La libertà è una fiaba dove vola una bambina-cigno

In un tempo non troppo lontano e non troppo vicino al nostro, in una terra non troppo lontana e non troppo vicina alla nostra, una terra di confine che le carte indicavano come marchesato di Boscomare, una bambina di quattro anni aveva perduto il padre e la madre, e da quel momento nessuna parola le era più uscita dalla bocca.

Un'onda più alta delle altre... vraummmmmm... vraummmmmm... l'aveva depositata sulla sabbia della spiaggetta di Tiravento tra i relitti, le alghe e le conchiglie.

Era uscita con il padre e la madre, il Marchese Augusto di Boscomare e la Marchesa Teresa, insieme tutti e tre sul gozzo dalla bella chiglia bianca ed erano stati sorpresi dalla tempesta proprio a poca distanza dalla riva.

Che tempesta, quella!

Il vento aveva gonfiato le onde che sembravano montagne e gallerie tutte verdi e biancastre, la schiuma saltava dappertutto e copriva tutto, che l'avresti detta farina o pan grattato.

La bambina era stata scaraventata in acqua quando il gozzo si capovolse: aveva teso un braccino verso suo padre e sua madre, li aveva visti tra le nuvole di salino e gli spruzzi che tentavano di nuotare mentre le onde li sollevavano quasi al cielo per poi lasciarli ripiombare giù e sommergerli.

Poi aveva sentito la spinta della mano di suo padre e quella di un'onda, insieme. Era scivolata sull'acqua sino a ritrovarsi sola sulla sabbia, dove la schiuma delle onde arrivava urlando e si ritirava. Era al sicuro, ormai. Tossiva tutta fradicia, si strozzava, tremava. Poi si abbandonò, distesa con la testa tra le mani e le ginocchia raccolte contro il petto, come se si fosse addormentata.

Quando gli uomini e le donne del villaggio la trovarono e videro che era viva, gridarono al miracolo. La soccorsero, e lei si riprese. Ma alle prime domande non diede uno straccio di risposta.

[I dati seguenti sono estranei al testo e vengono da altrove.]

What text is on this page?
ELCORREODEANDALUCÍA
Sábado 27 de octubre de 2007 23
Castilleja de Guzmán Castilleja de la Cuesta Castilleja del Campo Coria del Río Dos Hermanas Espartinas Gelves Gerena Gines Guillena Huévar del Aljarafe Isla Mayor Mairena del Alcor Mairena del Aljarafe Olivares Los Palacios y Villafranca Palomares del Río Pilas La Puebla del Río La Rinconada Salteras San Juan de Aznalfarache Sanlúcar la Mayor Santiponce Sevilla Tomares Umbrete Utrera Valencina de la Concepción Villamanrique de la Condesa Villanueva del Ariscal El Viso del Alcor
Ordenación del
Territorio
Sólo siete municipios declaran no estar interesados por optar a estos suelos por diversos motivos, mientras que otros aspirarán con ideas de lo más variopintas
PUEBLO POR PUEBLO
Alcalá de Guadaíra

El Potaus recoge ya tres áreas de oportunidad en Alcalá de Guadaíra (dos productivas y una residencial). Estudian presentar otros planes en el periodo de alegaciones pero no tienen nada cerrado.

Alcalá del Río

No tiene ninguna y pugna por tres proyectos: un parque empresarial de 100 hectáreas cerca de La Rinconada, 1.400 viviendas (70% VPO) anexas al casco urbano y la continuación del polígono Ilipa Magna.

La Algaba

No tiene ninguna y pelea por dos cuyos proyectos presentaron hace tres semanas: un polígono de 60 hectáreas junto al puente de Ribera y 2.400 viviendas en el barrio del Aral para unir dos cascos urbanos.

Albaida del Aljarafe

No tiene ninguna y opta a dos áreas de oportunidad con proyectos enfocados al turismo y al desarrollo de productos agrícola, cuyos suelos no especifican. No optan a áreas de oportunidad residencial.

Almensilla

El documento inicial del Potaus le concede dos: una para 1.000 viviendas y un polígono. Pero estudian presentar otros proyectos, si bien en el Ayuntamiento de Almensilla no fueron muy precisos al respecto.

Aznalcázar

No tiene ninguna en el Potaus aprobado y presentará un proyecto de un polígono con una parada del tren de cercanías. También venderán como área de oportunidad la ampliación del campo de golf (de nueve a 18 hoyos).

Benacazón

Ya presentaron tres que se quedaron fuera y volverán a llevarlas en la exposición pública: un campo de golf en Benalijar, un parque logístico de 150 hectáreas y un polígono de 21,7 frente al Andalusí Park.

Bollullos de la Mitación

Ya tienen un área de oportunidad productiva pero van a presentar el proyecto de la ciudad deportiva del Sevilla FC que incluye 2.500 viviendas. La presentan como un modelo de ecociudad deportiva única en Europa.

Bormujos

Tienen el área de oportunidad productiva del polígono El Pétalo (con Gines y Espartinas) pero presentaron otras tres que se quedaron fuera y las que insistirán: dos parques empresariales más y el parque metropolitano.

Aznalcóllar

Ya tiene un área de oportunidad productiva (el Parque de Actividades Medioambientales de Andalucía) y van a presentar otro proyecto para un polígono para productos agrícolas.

La bambina aveva una espressione sempre eguale, che le bloccava gli occhi e la bocca: non piangeva, niente. Restava così come una pietra o un pezzo di legno. Anche quando volle dire qualche parola, dalla gola non le uscirono che dei suoni vaghi e terribili, ghhhhhhh... vvvvvvvv... vraummmmmm... come quelli del vento e delle onde.

La bambina aveva abitato con il padre e la madre in un bel palazzotto arioso sulla piazza principale del villaggio di Tiravento, dove lei aveva una camera con due grandi finestre dai vetri colorati che si aprivano su una terrazza con un pergolato di uva dagli acini piccoli e neri, dolcissimi.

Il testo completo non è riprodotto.